②-8 気を吐く旋律、その先へ①

 グリットの目の前の少年は、食堂のテーブルよりも背が低く、まだ至る所に痣が目立つ。少年はグリットを見上げたまま、表情を変えることなく佇んでいる。見覚えのある瞳は深淵に煌めきを放ち、深い群青は驚くほど澄んでおり、噂に違わぬ宝玉の煌めきそのものだ。肌は眠っていた時より青白く感じるものの、血色はよく見える。


「あの」


 少年はグリットに声をかけたが、グリットは表情を変えることなく立ち尽くしたまま少年を見つめていた。


「あの……」


 少年は一度目線を横に逸らすと、恥ずかしそうに遠慮がちにもう一度声をかけてきた。


「あ」


 漸く反応を返したものの、言葉が出ずに結局立ち尽くしてしまった。少年は目を逸らしたまま、椅子を見つめた。


「あの、座りませんか。ぼく、まだずっと立っていられなくて」

「あ」


 気の抜けた反応だけを返し、男は少年を見下ろした。少年はおぼつかない足取りで、椅子に戻ろうとしている。左足に遠慮しているように見える。


「わっ、と……おおお」


 少年は躓きかけ、椅子の背もたれを掴んだが、椅子ごと倒れかけた。


「大丈夫か!」

「あ、はい。びっくりした……」


 少年はすぐにバランスを保つと椅子の向きを直した。そのままゆっくり椅子に座ると、何事も無かったかのように食事に戻った。思い付いたような表情を浮かべたかと思えば、楽しそうに粉砂糖がたっぷりかかったパンに蜂蜜をかけ始めた。


「僕、このブロートヒェン好きなんです。あとこのアイントプフ。あと、このピーマンとね……」


 ブロートヒェン、パンに蜂蜜を掛けながら、年相応の笑顔で瞳を輝かせている。


「これ、絶対美味しいと思って、最後に食べようと思って、残していたんです」

「……サンドが、まだ食べ終わってないんじゃないか」


 少年は手前の皿にあるかじりかけのサンドを見つめた。小さな少年の口で食べるのは大変だろう。


「あ、はい。これはこれから食べます」


 そういうと、少年は蜂蜜をたっぷりと掛けたパンを皿ごと送ってきた。


「え?」

「ぜったい、おいしいですよ!」


 眼を輝かせ、無邪気に笑う。

 好きで食べずに最後まで取っておくと言っていたパンを皿ごと送られ、先ほどのタウ族とのやり取り以上に困惑していると、少年は更に付け加えた。
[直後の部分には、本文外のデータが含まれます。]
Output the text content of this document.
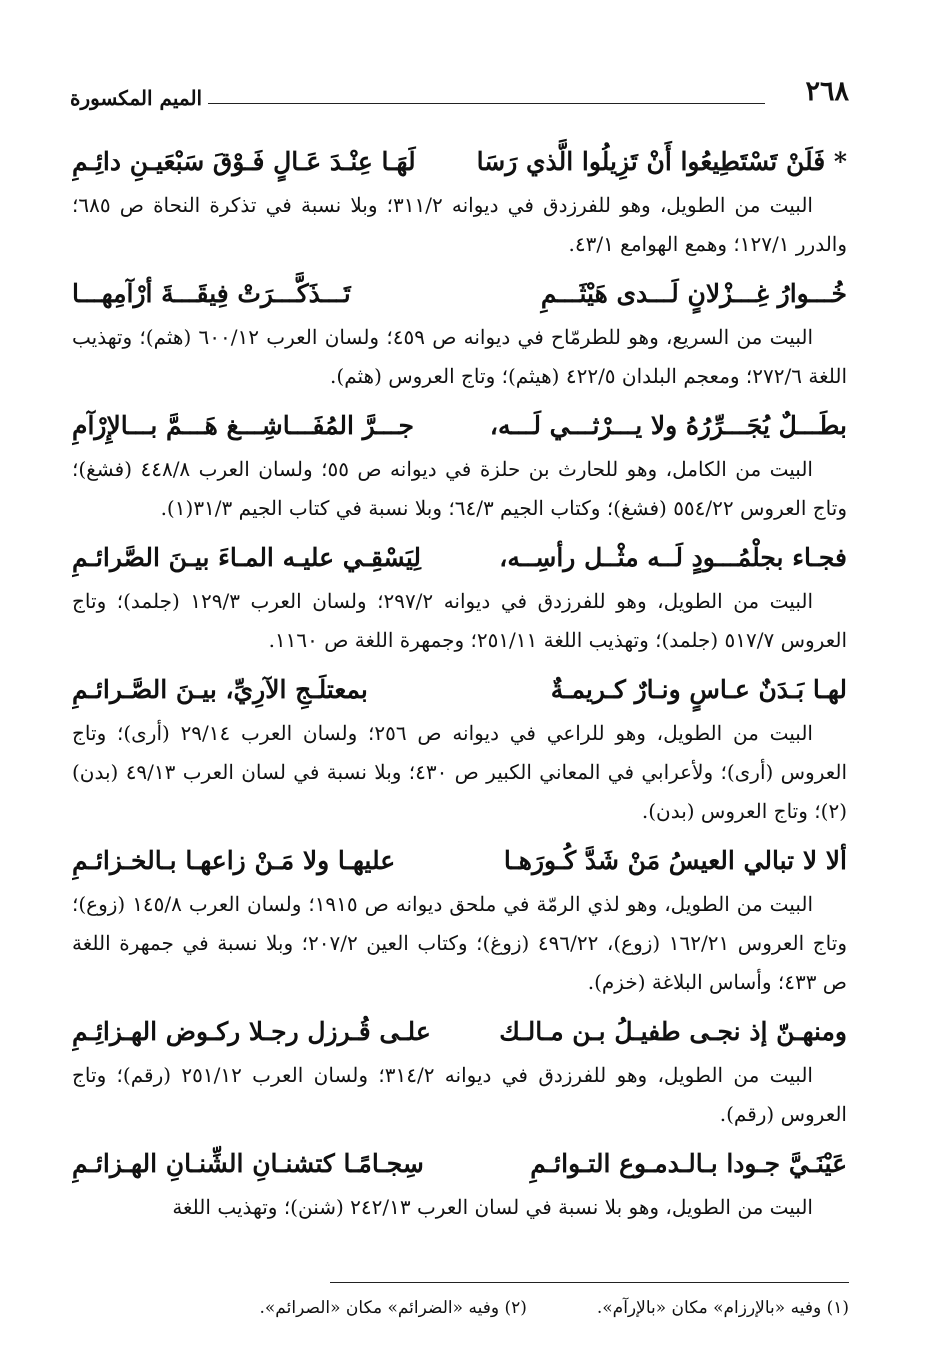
٢٦٨
الميم المكسورة
* فَلَنْ تَسْتَطِيعُوا أَنْ تَزِيلُوا الَّذي رَسَا
لَهَـا عِنْـدَ عَـالٍ فَـوْقَ سَبْعَيـنِ دائِـمِ
البيت من الطويل، وهو للفرزدق في ديوانه ٣١١/٢؛ وبلا نسبة في تذكرة النحاة ص ٦٨٥؛ والدرر ١٢٧/١؛ وهمع الهوامع ٤٣/١.
خُـــوارُ غِـــزْلانٍ لَـــدى هَيْثَـــمِ
تَـــذَكَّـــرَتْ فِيقَـــةَ أرْآمِهـــا
البيت من السريع، وهو للطرمّاح في ديوانه ص ٤٥٩؛ ولسان العرب ٦٠٠/١٢ (هثم)؛ وتهذيب اللغة ٢٧٢/٦؛ ومعجم البلدان ٤٢٢/٥ (هيثم)؛ وتاج العروس (هثم).
بطَـــلٌ يُجَـــرِّرُهُ ولا يـــرْثـــي لَـــه،
جـــرَّ المُفَـــاشِـــغ هَـــمَّ بـــالإِرْآمِ
البيت من الكامل، وهو للحارث بن حلزة في ديوانه ص ٥٥؛ ولسان العرب ٤٤٨/٨ (فشغ)؛ وتاج العروس ٥٥٤/٢٢ (فشغ)؛ وكتاب الجيم ٦٤/٣؛ وبلا نسبة في كتاب الجيم ٣١/٣(١).
فجـاء بجلْمُـــودٍ لَــه مثْــل رأسِــه،
لِيَسْقِـي عليـه المـاءَ بيـنَ الصَّرائـمِ
البيت من الطويل، وهو للفرزدق في ديوانه ٢٩٧/٢؛ ولسان العرب ١٢٩/٣ (جلمد)؛ وتاج العروس ٥١٧/٧ (جلمد)؛ وتهذيب اللغة ٢٥١/١١؛ وجمهرة اللغة ص ١١٦٠.
لهـا بَـدَنٌ عـاسٍ ونـارٌ كـريمـةٌ
بمعتلَـجِ الآرِيِّ، بيـنَ الصَّـرائـمِ
البيت من الطويل، وهو للراعي في ديوانه ص ٢٥٦؛ ولسان العرب ٢٩/١٤ (أرى)؛ وتاج العروس (أرى)؛ ولأعرابي في المعاني الكبير ص ٤٣٠؛ وبلا نسبة في لسان العرب ٤٩/١٣ (بدن)(٢)؛ وتاج العروس (بدن).
ألا لا تبالي العيسُ مَنْ شَدَّ كُـورَهـا
عليهـا ولا مَـنْ زاعهـا بـالخـزائـمِ
البيت من الطويل، وهو لذي الرمّة في ملحق ديوانه ص ١٩١٥؛ ولسان العرب ١٤٥/٨ (زوع)؛ وتاج العروس ١٦٢/٢١ (زوع)، ٤٩٦/٢٢ (زوغ)؛ وكتاب العين ٢٠٧/٢؛ وبلا نسبة في جمهرة اللغة ص ٤٣٣؛ وأساس البلاغة (خزم).
ومنهـنّ إذ نجـى طفيـلُ بـن مـالـك
علـى قُـرزل رجـلا ركـوض الهـزائِـمِ
البيت من الطويل، وهو للفرزدق في ديوانه ٣١٤/٢؛ ولسان العرب ٢٥١/١٢ (رقم)؛ وتاج العروس (رقم).
عَيْنَـيَّ جـودا بـالـدمـوع التـوائـمِ
سِجـامًـا كتشنـانِ الشِّنـانِ الهـزائـمِ
البيت من الطويل، وهو بلا نسبة في لسان العرب ٢٤٢/١٣ (شنن)؛ وتهذيب اللغة
(١) وفيه «بالإرزام» مكان «بالإرآم».
(٢) وفيه «الضرائم» مكان «الصرائم».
「でも、このサンドを食べたら、僕はもうお腹いっぱいです。でも、このサンド凄くおいしいんです、初めて食べました! 残せません!」


 そういうと、少年は小さな口を目一杯開けサンドに齧り付いた。一度の齧りで齧り切れず、もごもごした後にようやく口を離した。ベーコンの油やソースが少年の口から溢れている。目線を知り男を見上げると、口がいっぱいでしゃべれないと気づいたのか、慌てて飲み込もうとしていた。


「いや、そんな急いで食べなくていい。ゆっくり食べてくれ。食べ終わったらで、いいんだ。ちゃんとここにいるから、な」


 少年は三度頷くと、またサンドを頬張った。テーブルには他にも開いた皿が置かれており、少量ずつ盛られている。少年は一皿ずつ平らげていたった様子だが、さすがに量が多すぎる。


 病み上がりだというのに、こんな肉類や味の濃いものばかり食べて良いものか考えたが、少年が嬉しそうに頬張る姿を見ていると、その心配は無用のようだ。

 少年はカップにミルクを注ぐと、男の前に突き出してきた。


「ごくん。僕の飲んだカップですけど、もうミルクも飲めそうになくて、どうぞ! バックスも食べてください、勿体ないです」

「別に今急いで全部食べ切る必要はないぞ」

「え!?」


 少年は再び齧り付こうとした口を開けたまま声を上げた。口の周りにはソースが至る所についている。


「……作った大旦那も女将も、全部一気に食べきれるだなんて思っていない。食べきれなければ、後で食べたらいい。この…………バックスも、きっと美味しいだろうから、後でおやつにしたらいい」


 きょとんとしたまま固まる少年に対し、男は思わず笑ってしまった。